While interest in the bush and nature is as strong as ever in this country, it’s hard to imagine a product like this today - a densely written journal, articles vetted by an advisory panel of 19 academics and experts, sold in a populist ‘collect the set’ style with the promise of handsome vinyl binders to display them all. It followed a similar history series (with an advertising campaign fronted by Brian Edwards), and a world trend for this kind of part series publication, but according to a history of publishing in New Zealand has had no successor but for Weetbix cards, ‘a publishing idea that has fallen out of fashion.’

No doubt they were of their time - even their musing on conservation and the impacts of mankind on the environment comes across as a little gentle, reserved, in light of our knowledge now of all the horrors we regularly inflict on the earth. But the minimalist covers with their bold, sans serif titles and crisp colour photos are timeless, combining authority and wonder. And you can’t help but admire this unapologetic approach to information, an unwillingness to dumb things down despite the mass market approach to sales, cramming detail in, each back cover even given over to a ‘Science Gallery’ with profiles of the men of science (Yes, I'm afraid it does just say men).

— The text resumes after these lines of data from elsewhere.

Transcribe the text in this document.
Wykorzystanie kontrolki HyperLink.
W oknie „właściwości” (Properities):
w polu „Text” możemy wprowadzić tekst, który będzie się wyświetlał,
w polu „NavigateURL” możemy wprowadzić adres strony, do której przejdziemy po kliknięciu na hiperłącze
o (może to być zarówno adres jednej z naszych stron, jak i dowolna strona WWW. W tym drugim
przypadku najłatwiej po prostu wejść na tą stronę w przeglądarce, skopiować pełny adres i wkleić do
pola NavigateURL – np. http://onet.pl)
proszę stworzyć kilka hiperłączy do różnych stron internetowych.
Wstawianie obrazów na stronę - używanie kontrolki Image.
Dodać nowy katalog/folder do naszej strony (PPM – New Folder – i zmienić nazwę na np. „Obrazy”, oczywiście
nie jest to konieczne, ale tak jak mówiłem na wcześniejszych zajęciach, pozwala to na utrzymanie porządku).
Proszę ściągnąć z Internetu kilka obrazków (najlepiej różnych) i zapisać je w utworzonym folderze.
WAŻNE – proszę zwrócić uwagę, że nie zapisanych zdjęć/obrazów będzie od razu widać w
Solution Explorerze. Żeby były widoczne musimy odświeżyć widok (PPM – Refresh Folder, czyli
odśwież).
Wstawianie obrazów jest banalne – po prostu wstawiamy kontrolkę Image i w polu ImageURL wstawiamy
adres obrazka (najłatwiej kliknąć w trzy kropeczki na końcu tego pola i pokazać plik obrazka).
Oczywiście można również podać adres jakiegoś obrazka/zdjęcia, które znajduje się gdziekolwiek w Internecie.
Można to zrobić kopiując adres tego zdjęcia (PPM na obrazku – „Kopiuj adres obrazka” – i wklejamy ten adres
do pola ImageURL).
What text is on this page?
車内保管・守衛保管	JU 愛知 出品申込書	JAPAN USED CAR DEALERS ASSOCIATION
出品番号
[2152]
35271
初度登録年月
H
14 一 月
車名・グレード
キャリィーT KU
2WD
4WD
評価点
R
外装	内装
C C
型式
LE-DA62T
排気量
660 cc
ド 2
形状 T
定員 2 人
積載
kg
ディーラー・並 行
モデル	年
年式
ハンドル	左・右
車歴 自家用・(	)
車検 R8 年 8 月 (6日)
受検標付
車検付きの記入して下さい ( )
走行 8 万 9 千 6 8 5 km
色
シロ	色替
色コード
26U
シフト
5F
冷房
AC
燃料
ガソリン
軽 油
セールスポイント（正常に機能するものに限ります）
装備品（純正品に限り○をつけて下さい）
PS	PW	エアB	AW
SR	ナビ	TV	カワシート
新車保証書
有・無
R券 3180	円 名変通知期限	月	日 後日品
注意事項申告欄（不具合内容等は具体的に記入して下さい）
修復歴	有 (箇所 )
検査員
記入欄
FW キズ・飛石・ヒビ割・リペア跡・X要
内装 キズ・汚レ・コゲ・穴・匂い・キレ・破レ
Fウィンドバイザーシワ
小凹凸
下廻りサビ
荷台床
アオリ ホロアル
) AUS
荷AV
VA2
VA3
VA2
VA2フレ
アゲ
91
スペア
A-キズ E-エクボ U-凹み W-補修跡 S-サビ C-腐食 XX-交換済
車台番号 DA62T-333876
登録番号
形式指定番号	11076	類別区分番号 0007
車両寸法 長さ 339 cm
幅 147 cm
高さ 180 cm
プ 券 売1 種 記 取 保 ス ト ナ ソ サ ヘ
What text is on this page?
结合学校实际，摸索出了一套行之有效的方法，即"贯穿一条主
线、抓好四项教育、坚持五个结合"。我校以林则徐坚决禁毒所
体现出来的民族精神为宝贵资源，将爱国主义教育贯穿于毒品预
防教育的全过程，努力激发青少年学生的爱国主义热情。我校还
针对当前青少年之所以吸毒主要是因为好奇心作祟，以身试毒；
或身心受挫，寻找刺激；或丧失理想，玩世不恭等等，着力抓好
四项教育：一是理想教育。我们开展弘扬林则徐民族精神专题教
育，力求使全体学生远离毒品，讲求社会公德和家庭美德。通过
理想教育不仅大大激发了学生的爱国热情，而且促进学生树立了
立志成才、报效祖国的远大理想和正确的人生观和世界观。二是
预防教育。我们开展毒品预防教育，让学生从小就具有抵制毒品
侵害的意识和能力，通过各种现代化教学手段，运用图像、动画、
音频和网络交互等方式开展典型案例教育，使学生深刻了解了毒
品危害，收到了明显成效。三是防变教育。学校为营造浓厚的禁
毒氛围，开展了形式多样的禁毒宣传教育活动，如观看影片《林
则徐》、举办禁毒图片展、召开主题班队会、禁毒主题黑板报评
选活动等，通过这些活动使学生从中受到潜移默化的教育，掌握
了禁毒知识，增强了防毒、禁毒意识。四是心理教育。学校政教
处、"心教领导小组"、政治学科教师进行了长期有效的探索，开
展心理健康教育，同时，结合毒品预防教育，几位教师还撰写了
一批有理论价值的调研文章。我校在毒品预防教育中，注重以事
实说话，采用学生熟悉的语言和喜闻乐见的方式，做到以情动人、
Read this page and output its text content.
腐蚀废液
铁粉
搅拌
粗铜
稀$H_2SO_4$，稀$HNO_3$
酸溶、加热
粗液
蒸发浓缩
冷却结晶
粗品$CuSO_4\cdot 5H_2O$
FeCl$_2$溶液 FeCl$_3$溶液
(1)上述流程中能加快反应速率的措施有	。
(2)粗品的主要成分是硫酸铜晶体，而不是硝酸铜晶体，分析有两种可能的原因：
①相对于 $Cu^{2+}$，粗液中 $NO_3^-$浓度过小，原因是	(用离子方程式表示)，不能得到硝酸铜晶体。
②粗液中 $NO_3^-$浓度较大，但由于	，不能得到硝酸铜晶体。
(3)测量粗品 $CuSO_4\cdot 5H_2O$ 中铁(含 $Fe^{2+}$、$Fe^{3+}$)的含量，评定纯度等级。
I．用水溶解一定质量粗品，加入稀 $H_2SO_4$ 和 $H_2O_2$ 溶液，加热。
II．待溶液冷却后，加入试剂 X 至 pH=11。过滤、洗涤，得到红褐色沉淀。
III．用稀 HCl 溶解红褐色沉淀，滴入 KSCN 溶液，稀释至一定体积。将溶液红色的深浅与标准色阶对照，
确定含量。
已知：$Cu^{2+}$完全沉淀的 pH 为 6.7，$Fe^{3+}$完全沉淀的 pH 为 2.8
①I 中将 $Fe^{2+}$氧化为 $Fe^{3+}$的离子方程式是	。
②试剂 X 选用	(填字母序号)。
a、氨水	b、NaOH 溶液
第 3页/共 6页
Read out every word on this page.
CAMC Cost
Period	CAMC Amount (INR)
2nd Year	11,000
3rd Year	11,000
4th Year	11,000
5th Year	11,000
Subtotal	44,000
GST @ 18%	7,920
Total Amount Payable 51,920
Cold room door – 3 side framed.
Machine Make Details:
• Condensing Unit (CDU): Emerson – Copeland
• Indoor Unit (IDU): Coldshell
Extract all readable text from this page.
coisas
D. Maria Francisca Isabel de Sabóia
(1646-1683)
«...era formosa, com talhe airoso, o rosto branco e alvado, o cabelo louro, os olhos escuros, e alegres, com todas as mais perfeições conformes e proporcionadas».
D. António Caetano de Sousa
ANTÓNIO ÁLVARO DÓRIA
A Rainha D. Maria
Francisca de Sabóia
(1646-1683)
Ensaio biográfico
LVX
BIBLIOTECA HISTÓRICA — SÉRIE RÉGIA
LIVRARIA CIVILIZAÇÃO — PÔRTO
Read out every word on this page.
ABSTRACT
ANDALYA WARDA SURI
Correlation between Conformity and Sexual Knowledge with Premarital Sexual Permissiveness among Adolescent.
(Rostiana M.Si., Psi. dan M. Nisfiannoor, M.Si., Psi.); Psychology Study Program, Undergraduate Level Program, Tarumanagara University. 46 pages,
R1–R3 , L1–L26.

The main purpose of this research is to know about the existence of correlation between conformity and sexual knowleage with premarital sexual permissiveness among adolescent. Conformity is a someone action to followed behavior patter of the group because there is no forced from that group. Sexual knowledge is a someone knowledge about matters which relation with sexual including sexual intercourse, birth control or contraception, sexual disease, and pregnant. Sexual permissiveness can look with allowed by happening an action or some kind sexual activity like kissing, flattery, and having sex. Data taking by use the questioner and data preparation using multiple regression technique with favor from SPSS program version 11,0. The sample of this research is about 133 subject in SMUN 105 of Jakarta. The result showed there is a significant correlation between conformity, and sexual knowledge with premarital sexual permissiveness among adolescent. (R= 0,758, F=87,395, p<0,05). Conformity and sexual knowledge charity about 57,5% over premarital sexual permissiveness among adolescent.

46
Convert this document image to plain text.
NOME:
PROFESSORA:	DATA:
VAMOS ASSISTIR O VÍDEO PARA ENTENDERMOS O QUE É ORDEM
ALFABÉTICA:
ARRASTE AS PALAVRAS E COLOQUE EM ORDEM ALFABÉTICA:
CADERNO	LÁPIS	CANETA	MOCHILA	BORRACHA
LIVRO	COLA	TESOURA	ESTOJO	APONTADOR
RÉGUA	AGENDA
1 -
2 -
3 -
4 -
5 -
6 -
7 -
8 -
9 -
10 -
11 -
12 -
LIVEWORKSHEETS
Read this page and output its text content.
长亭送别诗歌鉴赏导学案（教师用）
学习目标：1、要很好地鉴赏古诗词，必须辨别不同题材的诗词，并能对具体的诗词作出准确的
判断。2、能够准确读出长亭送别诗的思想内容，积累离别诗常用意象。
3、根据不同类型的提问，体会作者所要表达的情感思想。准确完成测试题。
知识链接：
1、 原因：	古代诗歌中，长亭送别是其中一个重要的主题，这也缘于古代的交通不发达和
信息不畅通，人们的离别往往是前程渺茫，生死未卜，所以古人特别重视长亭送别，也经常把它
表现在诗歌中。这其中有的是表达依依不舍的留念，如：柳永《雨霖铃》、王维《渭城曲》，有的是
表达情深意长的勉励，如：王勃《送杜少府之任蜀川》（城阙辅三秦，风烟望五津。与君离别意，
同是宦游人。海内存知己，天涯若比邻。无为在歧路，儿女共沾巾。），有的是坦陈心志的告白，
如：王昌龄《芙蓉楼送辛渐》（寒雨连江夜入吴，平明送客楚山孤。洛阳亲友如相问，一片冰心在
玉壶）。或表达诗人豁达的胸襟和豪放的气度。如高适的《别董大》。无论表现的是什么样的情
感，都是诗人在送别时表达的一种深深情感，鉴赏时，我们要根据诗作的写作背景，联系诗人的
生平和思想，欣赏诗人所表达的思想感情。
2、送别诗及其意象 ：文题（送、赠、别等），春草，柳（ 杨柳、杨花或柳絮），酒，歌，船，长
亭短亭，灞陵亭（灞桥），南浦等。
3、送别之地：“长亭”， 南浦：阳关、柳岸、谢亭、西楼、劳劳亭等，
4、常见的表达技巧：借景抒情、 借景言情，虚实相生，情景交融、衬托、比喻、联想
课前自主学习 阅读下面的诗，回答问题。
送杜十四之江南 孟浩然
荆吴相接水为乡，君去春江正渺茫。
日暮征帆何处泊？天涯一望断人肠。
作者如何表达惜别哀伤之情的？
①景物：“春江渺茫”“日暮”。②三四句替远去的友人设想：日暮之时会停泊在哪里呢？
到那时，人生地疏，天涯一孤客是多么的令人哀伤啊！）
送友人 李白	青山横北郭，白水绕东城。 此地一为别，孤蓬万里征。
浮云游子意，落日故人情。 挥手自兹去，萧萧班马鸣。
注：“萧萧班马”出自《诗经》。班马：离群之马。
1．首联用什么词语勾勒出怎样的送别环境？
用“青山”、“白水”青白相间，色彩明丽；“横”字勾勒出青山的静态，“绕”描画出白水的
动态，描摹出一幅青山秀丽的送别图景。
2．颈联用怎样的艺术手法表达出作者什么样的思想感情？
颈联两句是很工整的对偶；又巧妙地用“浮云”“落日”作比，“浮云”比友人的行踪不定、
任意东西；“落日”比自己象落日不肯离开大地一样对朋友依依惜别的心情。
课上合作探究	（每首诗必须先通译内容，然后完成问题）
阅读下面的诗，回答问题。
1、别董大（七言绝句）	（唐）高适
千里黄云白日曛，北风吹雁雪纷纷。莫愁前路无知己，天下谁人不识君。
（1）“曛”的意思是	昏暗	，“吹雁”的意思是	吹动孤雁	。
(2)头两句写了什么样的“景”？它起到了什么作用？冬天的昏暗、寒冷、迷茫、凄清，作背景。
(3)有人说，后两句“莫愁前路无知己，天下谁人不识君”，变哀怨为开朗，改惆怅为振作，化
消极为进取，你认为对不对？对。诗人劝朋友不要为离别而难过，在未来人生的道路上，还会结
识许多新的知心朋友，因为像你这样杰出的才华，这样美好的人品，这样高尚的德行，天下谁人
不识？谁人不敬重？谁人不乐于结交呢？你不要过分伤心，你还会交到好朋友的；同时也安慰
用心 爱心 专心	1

For these reasons its articles have a second life, cropping up in the suggested sources in that modern homework gold mine, the online encyclopaedia Te Ara. Hard copies are out there too, floating about on TradeMe, at garage sales and book fairs. That challenge remains, a little harder maybe, but worth it still, to collect the set.

Comments

Nice piece John. I've got a few copies - but nowhere near the whole set, as they ran a good series on Forest Parks in some issues.